In an age when many family enterprises are seeing younger generations quit or sell-out, Italian businesses are keeping it in the family.
Keeping it in the Family
A report by the Associazione Italiana delle Aziende Familiari (AIdAF), an Italian family business network, revealed that Italy has around 784,000 family firms, equating to more than 85% of businesses in the country. AIdAF highlighted that while this percentage is in line with other European nations, including France (80%) and the UK (80%), Italy resorts less to hiring external managers: 66% of Italian family businesses are fully managed by family members, compared with 26% in France and 10% in the UK.
Design Dynasties
In the world of design, it is a plausible assertion that Italy is the country with the greatest number of influential furniture design dynasties. Italian names such as Alessi, B&B Italia, Cassina, De Padova, Flexform, Flos, Kartell, Minotti, Molteni&C and Poliform, are world famous brand icons. Many target the higher end of the design market, their businesses thriving on a clever mix of heritage, the availability of sought-after design classics and a focus on novel design solutions. Italy is too the home of the renowned Salone del Mobile, where every April the country’s biggest family design firms flaunt their wares in design-savvy Milan.
A Golden Age
Italy enjoyed a golden age of design and manufacturing from the 1950s to the 1970s. Francesca Molteni, the eldest daughter of Molteni&C CEO Carlo Molteni, commented that “it was an easy time for Italy, there was no war and no financial crisis,” but she added “now the world is changing” (Moving with the times, Monocle, Issue 71, March 2014). Francesca Molteni is convinced that Molteni&C (established in 1943 by Angelo Molteni) must look beyond Europe, believing the company’s younger generation can better adapt to an Internet-led design world and communicate essential values such as sustainability. In reaching out to a global market, Molteni&C reissued a series of 1950s design pieces by Gio Ponti (1891-1979), the celebrated Italian designer and architect. It was in part Ponti’s name that helped Molteni&C to open up new markets in the USA and Asia. The trend for reissuing back catalogue designs is one adopted by many Italian companies. Whether this signals a dearth of new ideas or strengthens Italy’s design legacy and history is open to debate.
One Foot in the Past?
In a 2013 interview with online design magazine Dezeen, Patrizia Moroso, creative director of Italian furniture brand Moroso, suggested that “Milan unfortunately is sitting in the past and the past is gone… the most important people of the beautiful past of Milan are very old or dead” (Source: Dezeen). Despite Italy’s wonderful crafts heritage, Moroso was concerned that the country was in a crisis, not wishing to change or move forward. Marco Velardi, the co-founder of interiors magazine Apartamento and former creative director of Italian furniture brand De Padova, has argued that when it comes to selling furniture, Italian brands need to “retool”. He advocated that “many companies are stuck in a traditional mindset and promote this standardised ‘Made in Italy’ design. It’s a safety blanket.
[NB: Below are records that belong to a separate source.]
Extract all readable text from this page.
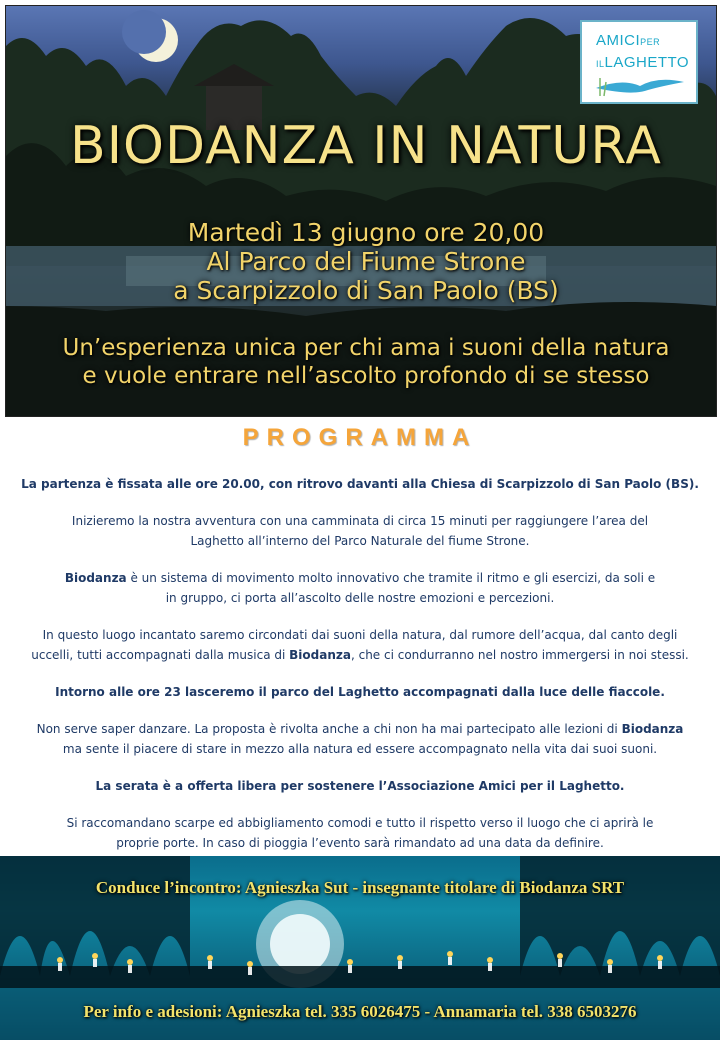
AMICIPER
ILLAGHETTO
BIODANZA IN NATURA
Martedì 13 giugno ore 20,00
Al Parco del Fiume Strone
a Scarpizzolo di San Paolo (BS)
Un’esperienza unica per chi ama i suoni della natura
e vuole entrare nell’ascolto profondo di se stesso
PROGRAMMA

La partenza è fissata alle ore 20.00, con ritrovo davanti alla Chiesa di Scarpizzolo di San Paolo (BS).

Inizieremo la nostra avventura con una camminata di circa 15 minuti per raggiungere l’area del
Laghetto all’interno del Parco Naturale del fiume Strone.

Biodanza è un sistema di movimento molto innovativo che tramite il ritmo e gli esercizi, da soli e
in gruppo, ci porta all’ascolto delle nostre emozioni e percezioni.

In questo luogo incantato saremo circondati dai suoni della natura, dal rumore dell’acqua, dal canto degli
uccelli, tutti accompagnati dalla musica di Biodanza, che ci condurranno nel nostro immergersi in noi stessi.

Intorno alle ore 23 lasceremo il parco del Laghetto accompagnati dalla luce delle fiaccole.

Non serve saper danzare. La proposta è rivolta anche a chi non ha mai partecipato alle lezioni di Biodanza
ma sente il piacere di stare in mezzo alla natura ed essere accompagnato nella vita dai suoi suoni.

La serata è a offerta libera per sostenere l’Associazione Amici per il Laghetto.

Si raccomandano scarpe ed abbigliamento comodi e tutto il rispetto verso il luogo che ci aprirà le
proprie porte. In caso di pioggia l’evento sarà rimandato ad una data da definire.

Conduce l’incontro: Agnieszka Sut - insegnante titolare di Biodanza SRT
Per info e adesioni: Agnieszka tel. 335 6026475 - Annamaria tel. 338 6503276
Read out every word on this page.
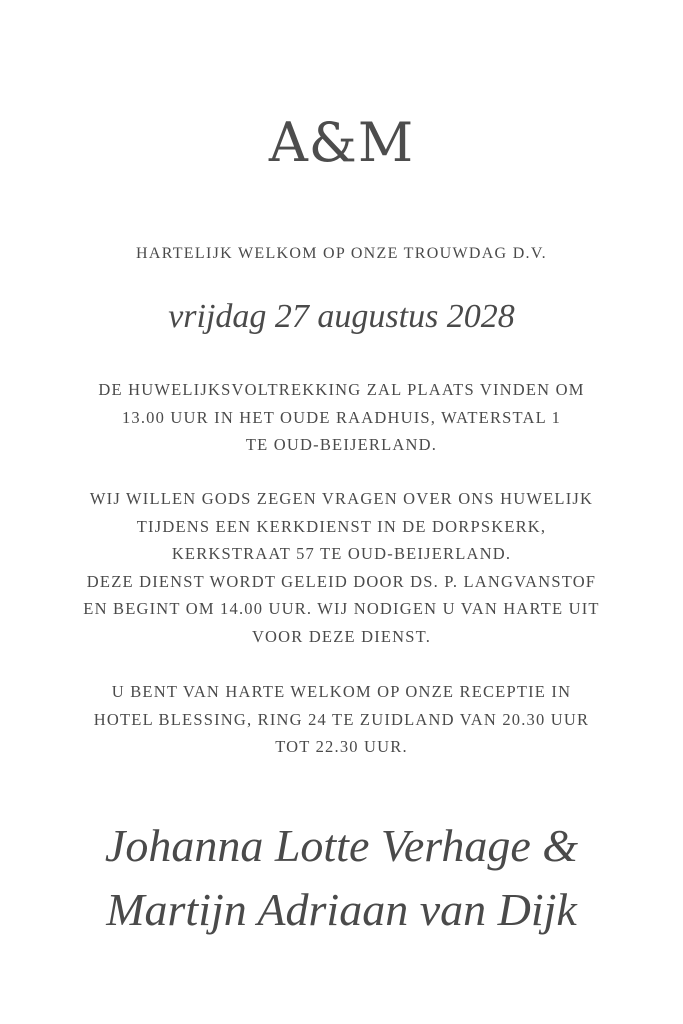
A&M
HARTELIJK WELKOM OP ONZE TROUWDAG D.V.
vrijdag 27 augustus 2028
DE HUWELIJKSVOLTREKKING ZAL PLAATS VINDEN OM
13.00 UUR IN HET OUDE RAADHUIS, WATERSTAL 1
TE OUD-BEIJERLAND.
WIJ WILLEN GODS ZEGEN VRAGEN OVER ONS HUWELIJK
TIJDENS EEN KERKDIENST IN DE DORPSKERK,
KERKSTRAAT 57 TE OUD-BEIJERLAND.
DEZE DIENST WORDT GELEID DOOR DS. P. LANGVANSTOF
EN BEGINT OM 14.00 UUR. WIJ NODIGEN U VAN HARTE UIT
VOOR DEZE DIENST.
U BENT VAN HARTE WELKOM OP ONZE RECEPTIE IN
HOTEL BLESSING, RING 24 TE ZUIDLAND VAN 20.30 UUR
TOT 22.30 UUR.
Johanna Lotte Verhage &
Martijn Adriaan van Dijk
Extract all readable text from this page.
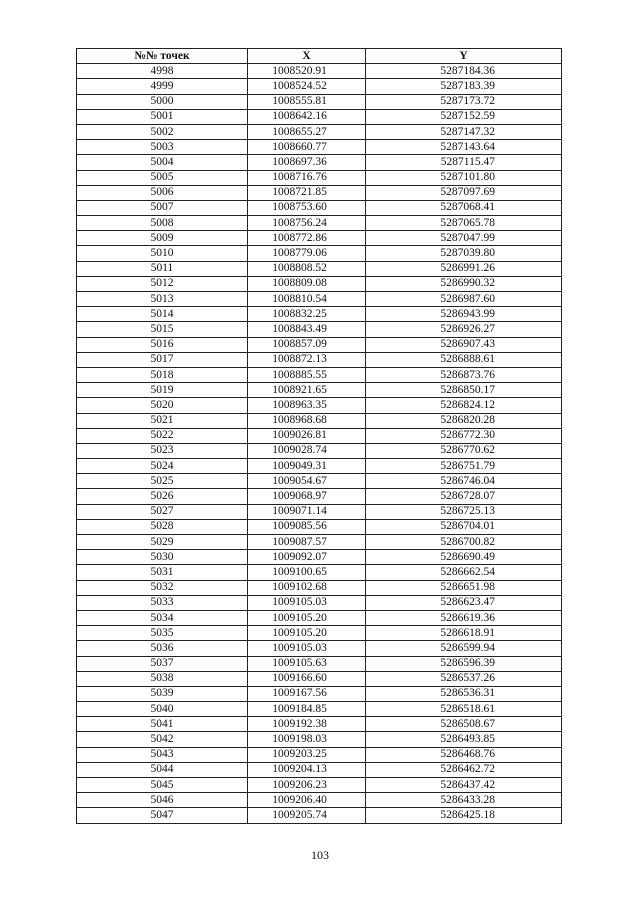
№№ точек	X	Y
4998	1008520.91	5287184.36
4999	1008524.52	5287183.39
5000	1008555.81	5287173.72
5001	1008642.16	5287152.59
5002	1008655.27	5287147.32
5003	1008660.77	5287143.64
5004	1008697.36	5287115.47
5005	1008716.76	5287101.80
5006	1008721.85	5287097.69
5007	1008753.60	5287068.41
5008	1008756.24	5287065.78
5009	1008772.86	5287047.99
5010	1008779.06	5287039.80
5011	1008808.52	5286991.26
5012	1008809.08	5286990.32
5013	1008810.54	5286987.60
5014	1008832.25	5286943.99
5015	1008843.49	5286926.27
5016	1008857.09	5286907.43
5017	1008872.13	5286888.61
5018	1008885.55	5286873.76
5019	1008921.65	5286850.17
5020	1008963.35	5286824.12
5021	1008968.68	5286820.28
5022	1009026.81	5286772.30
5023	1009028.74	5286770.62
5024	1009049.31	5286751.79
5025	1009054.67	5286746.04
5026	1009068.97	5286728.07
5027	1009071.14	5286725.13
5028	1009085.56	5286704.01
5029	1009087.57	5286700.82
5030	1009092.07	5286690.49
5031	1009100.65	5286662.54
5032	1009102.68	5286651.98
5033	1009105.03	5286623.47
5034	1009105.20	5286619.36
5035	1009105.20	5286618.91
5036	1009105.03	5286599.94
5037	1009105.63	5286596.39
5038	1009166.60	5286537.26
5039	1009167.56	5286536.31
5040	1009184.85	5286518.61
5041	1009192.38	5286508.67
5042	1009198.03	5286493.85
5043	1009203.25	5286468.76
5044	1009204.13	5286462.72
5045	1009206.23	5286437.42
5046	1009206.40	5286433.28
5047	1009205.74	5286425.18
103
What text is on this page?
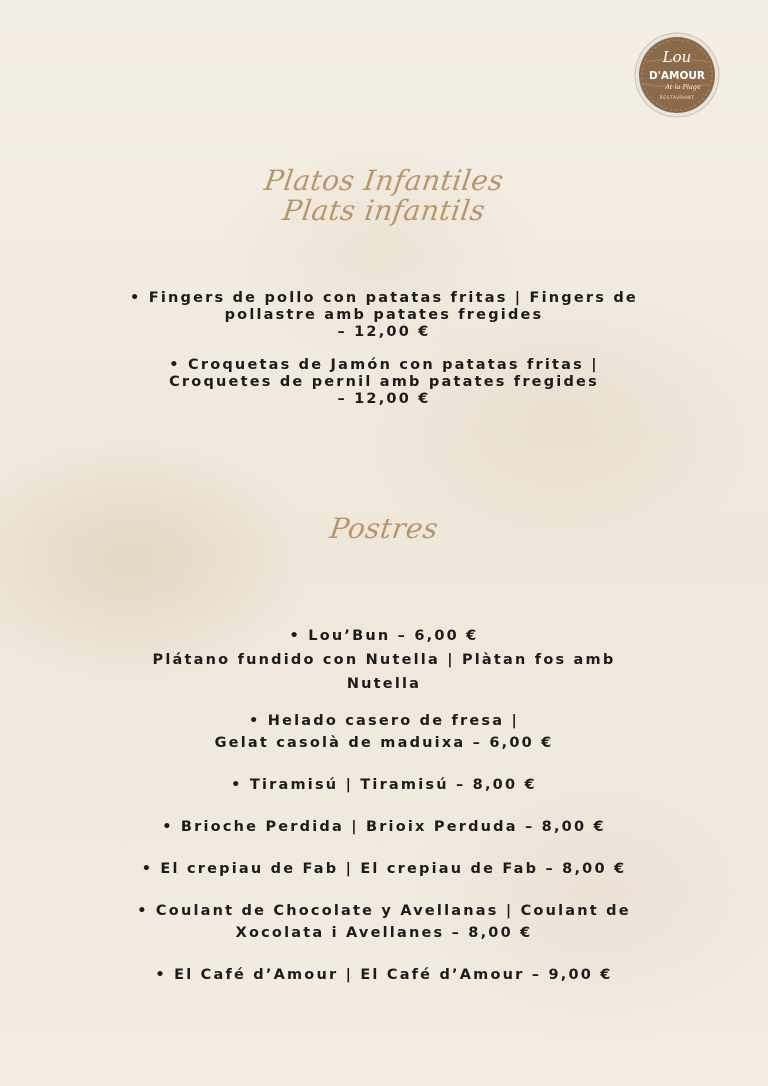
Lou
D'AMOUR
At la Plage
RESTAURANT
Platos Infantiles
Plats infantils
• Fingers de pollo con patatas fritas | Fingers de
pollastre amb patates fregides
– 12,00 €
• Croquetas de Jamón con patatas fritas |
Croquetes de pernil amb patates fregides
– 12,00 €
Postres
• Lou’Bun – 6,00 €
Plátano fundido con Nutella | Plàtan fos amb
Nutella
• Helado casero de fresa |
Gelat casolà de maduixa – 6,00 €
• Tiramisú | Tiramisú – 8,00 €
• Brioche Perdida | Brioix Perduda – 8,00 €
• El crepiau de Fab | El crepiau de Fab – 8,00 €
• Coulant de Chocolate y Avellanas | Coulant de
Xocolata i Avellanes – 8,00 €
• El Café d’Amour | El Café d’Amour – 9,00 €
There needs to be more risk taking.” (The Fixers, Monocle, Issue 71, March 2014). Now owned by Italian brand Boffi, De Padova, set up in the 1950s by Fernando and Maddalena De Padova, is in a position to collaborate as part of an international joint distribution programme, sharing its design passion and Italian heritage with one of Italy’s revered luxury design companies.
While Italy’s dynastic family design set might have one foot in the past, it is a past whose legacy has very much helped to shape the present day and will continue to inform the future. This year’s Salone del Mobile was considered a “smash hit”, with visitor numbers up 4% since the 2014 edition. Sixty-seven percent of attendees were international, a fact that is no doubt appreciated by Italy’s noble design houses. Moreover, it is evidence that gives weight to the quashing of Patrizia Moroso’s claim that Milan sits in the past. If anything, Italy’s penchant for the family business is a recipe for success. And as the old saying goes: we have much to learn from our elders.